The problem is new "tilt" controls have been added to the GBA core and old movies can't be loaded. Someone more familiar with the movie system will have to chime in here to say how this was intended to be handled. Old movies can be fixed readily with a regex and text editor though
i would imagine many people have run it for something like 26 hours. there must be something weird about your system configuration that kills bsnes eventually. in a few days ill run a mari/o of my own and see if it crashes eventually. which bsnes profile are you using?
Our code doesn't load the rom, and our code doesn't load the xml. I don't know anything about what bsnes requires when it ingests an msu-1 xml. But it sounds sensible to me that it should be headerless.
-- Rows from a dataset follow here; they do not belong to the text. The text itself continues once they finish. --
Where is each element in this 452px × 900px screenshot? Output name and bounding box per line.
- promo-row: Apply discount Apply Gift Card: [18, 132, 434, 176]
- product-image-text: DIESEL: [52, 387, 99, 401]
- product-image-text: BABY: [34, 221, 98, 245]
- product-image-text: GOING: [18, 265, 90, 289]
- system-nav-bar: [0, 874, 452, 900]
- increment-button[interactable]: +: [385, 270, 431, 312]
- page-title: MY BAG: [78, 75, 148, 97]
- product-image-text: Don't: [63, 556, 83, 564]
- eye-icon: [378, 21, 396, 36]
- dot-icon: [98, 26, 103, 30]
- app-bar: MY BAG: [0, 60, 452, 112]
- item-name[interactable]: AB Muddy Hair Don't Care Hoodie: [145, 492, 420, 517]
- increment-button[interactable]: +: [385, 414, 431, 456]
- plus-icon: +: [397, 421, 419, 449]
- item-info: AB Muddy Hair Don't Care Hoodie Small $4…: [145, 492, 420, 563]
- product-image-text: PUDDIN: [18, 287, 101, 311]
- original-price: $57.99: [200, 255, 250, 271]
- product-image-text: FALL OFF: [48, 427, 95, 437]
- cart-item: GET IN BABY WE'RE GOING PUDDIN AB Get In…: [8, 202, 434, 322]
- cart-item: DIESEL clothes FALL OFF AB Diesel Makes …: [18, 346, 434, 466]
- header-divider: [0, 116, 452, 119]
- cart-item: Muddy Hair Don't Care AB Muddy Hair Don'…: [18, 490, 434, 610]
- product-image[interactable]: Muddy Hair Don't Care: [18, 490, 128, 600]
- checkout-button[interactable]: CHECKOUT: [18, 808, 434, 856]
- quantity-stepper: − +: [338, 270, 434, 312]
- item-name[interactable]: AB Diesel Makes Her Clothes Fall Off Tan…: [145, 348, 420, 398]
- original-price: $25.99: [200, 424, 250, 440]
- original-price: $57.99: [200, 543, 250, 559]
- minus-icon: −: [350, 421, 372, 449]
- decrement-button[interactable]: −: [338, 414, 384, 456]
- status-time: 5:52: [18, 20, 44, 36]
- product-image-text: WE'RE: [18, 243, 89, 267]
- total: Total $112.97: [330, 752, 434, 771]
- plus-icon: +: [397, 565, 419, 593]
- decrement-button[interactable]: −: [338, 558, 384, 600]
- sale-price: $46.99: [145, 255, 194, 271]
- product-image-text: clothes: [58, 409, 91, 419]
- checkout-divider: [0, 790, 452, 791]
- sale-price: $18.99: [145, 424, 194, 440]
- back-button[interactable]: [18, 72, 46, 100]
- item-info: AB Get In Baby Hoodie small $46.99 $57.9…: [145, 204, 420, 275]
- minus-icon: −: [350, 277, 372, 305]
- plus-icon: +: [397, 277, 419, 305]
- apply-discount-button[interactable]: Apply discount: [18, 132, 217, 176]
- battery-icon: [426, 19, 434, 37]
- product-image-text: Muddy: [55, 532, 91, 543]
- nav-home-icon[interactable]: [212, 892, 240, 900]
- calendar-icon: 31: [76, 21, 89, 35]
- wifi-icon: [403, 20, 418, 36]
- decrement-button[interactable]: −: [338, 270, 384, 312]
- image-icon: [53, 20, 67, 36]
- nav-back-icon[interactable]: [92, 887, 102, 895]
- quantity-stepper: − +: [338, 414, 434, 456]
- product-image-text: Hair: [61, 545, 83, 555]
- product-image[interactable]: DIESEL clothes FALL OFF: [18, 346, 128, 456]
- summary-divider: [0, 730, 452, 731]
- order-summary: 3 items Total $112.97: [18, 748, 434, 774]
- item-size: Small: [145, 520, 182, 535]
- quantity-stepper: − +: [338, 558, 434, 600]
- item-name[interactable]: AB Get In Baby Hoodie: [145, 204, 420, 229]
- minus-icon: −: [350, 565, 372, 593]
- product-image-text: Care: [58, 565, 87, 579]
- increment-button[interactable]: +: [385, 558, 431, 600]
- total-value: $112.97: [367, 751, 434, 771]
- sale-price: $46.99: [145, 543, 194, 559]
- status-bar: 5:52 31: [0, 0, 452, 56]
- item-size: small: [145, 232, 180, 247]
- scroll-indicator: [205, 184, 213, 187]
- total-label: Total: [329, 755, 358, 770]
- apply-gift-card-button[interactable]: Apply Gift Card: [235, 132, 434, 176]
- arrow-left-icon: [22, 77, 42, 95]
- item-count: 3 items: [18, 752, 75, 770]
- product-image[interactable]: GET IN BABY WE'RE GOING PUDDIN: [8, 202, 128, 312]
The XML based rom loading approach is supposed to be for purified stuff and the old legacy sfc loading (dropped after 087, wasnt it?) needs headers. This isn't a bug or anything we're going to address, but thanks for finding it out. I'll get it in our wiki somehow.
The missing intro music is in SuperRoadBlaster-121.pcm. The SuperRoadBlaster.xml version 1.2 distrubuted by the author does not reference PCMs above -109.pcm. This is blatantly wrong. It's easily fixed.
I don't know for sure how bsnes works (it must be guessing filenames based on *-N.pcm based on the base rom filename and with N matching the track number. This is in keeping with bsnes's use of the .sfc file and implied accessory files) and I don't care. I'll wager if you have an off by one error in your track assignments, you too have made an error in your xml. Bsnes must be guessing correctly for you too.
In these respects, we are not going to be compatible with bsnes's disregard for its own formats. I have confidence with this intel you can fix your msu-1 game.